En effet, une commission «permanente» entre le ministère de l’Education nationale et celui de l’Enseignement supérieur a été installée au terme de quatre rencontres intersectorielles portant sur les ENS. Cette commission vise à faire de ces écoles ENS des pôles d’excellence pour parvenir à une école de qualité. Pour la ministre de l’Education nationale, Nouria Benghabrit, cette commission fera un diagnostic et arrêtera les stratégies de recrutement jusqu’en 2025 en fonction des niveaux de la matière et de la spécialité.

«N’y a-t-il pas plus important à discuter entre les deux tutelles ?» s’interroge M. Nouari. De son côté, le syndicaliste du CLA, Bachir Hakem, tient à rendre hommage à ces écoles qui, dans les années 80’ et 90’, ont rendu un très grand service à l’éducation. Cependant, il signale quand même que les besoins n’étaient pas les mêmes.

Concernant les contrats qui posent problème, ce dernier explique que dans les contrats précédents le poste budgétaire était assuré car, dès la première année, la vocation de l’étudiant était d’enseigner et de plus son logement devait être assuré ; donc, l’étudiant n’avait qu’à étudier et remplir sa fiche de vœux pour son affectation.

Contractuels

A cette époque et avec cette stratégie, les besoins étaient assurés. Selon lui, «on peut faire la même chose aujourd’hui en planifiant les besoins des établissements scolaires à travers le pays pour une durée de 4 ans et former les futurs enseignants dans ce but pendant ces années.

Avec cette méthode, le recrutement au niveau des écoles commence dès la première année. Et au bout de 4 ans, le concours ne concernera qu’un minimum de contractuels et on n’aura plus besoin de liste nationale car elle sera faite dès la première année de l’ENS». Cependant, selon Bachir Hakem, cette solution n’arrange pas l’Etat et la tutelle qui a comme objectif d’augmenter le nombre de contractuels dans le secteur par rapport au CDI. Pour ce qui est du droit d’accès au master et au doctorat, «le ministère peut détacher, comme il l’a déjà fait auparavant, les enseignants pour poursuivre leurs études et cela rentre dans le cadre de la formation et des compétences.

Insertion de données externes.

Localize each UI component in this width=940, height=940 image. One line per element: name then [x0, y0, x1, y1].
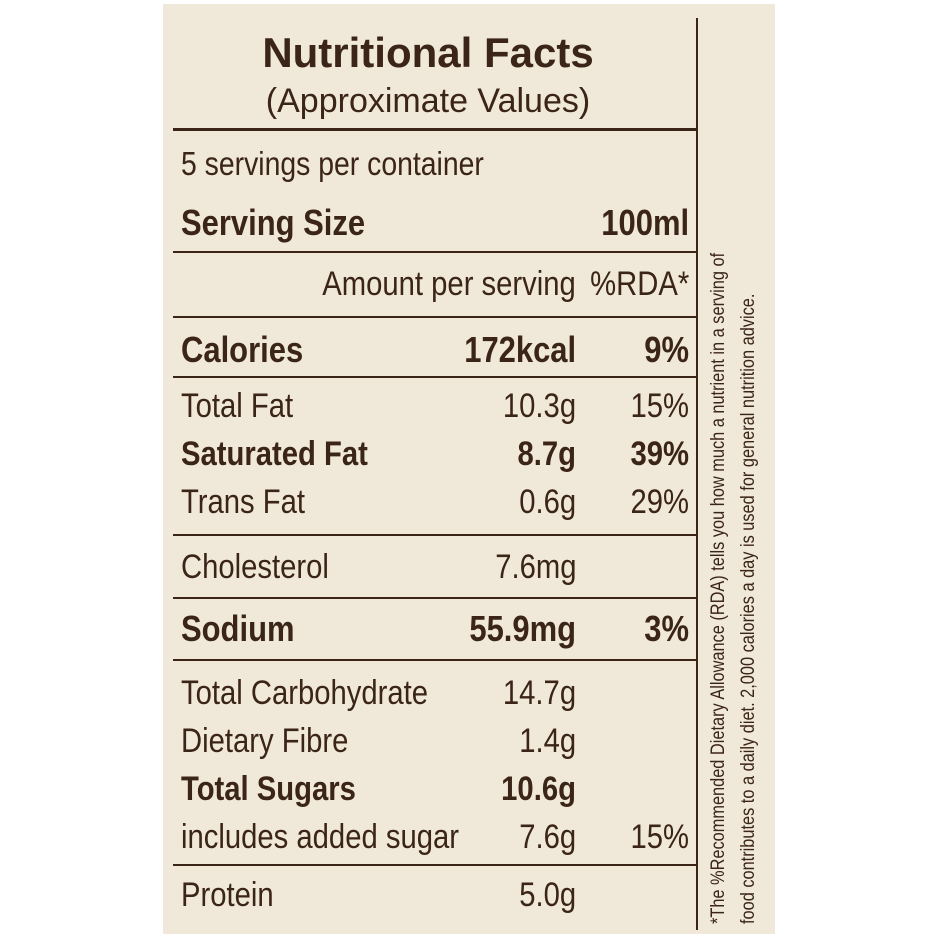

Cependant, dans ce cas-là, il serait plus judicieux que l’enseignant signe un engagement de ne pas quitter le domaine de l’éducation», propose Bachir Hakem. «Nous sommes solidaires avec les étudiants de l’ENS car le recrutement direct doit se faire à ce niveau avant le concours externe qui concerne les diplômés non issus de l’ENS. Les étudiants de l’ENS sont normalement formés pour enseigner et n’ont besoin que de l’expérience qu’ils acquièrent avec le temps», conclut-il.

Résidence

De son côté, le ministère de l’Enseignement supérieur a tenté une approche en affirmant, lundi dernier, via son ministre Tahar Hadjar, que «la poursuite des études en post-graduation (master) par les étudiants issus des ENS ne pose aucun problème». Ce dernier a par ailleurs relevé que «le recrutement des diplômés de ces écoles obéit aux besoins du secteur de l’Education nationale».

Hadjar a aussi indiqué que son secteur «prenait en charge toutes les demandes des diplômés de l’ENS en matière d’ouverture de spécialités en master, et ce, sans exception, que ce soit les revendications d’ordre professionnel ou académique».

Pour ce qui est de la contractualisation des diplômés de l’ENS avec le ministère de l’Education nationale et de leur revendication de travailler dans leur wilaya de résidence, le ministre a expliqué que «certaines spécialités sont ouvertes dans des wilayas, mais pas dans d’autres». Le ministre a précisé que le département de l’éducation s’efforce de rapprocher les nouveaux enseignants de leurs lieux de résidence, ajoutant que ce département ne permet le transfert qu’après trois années de service.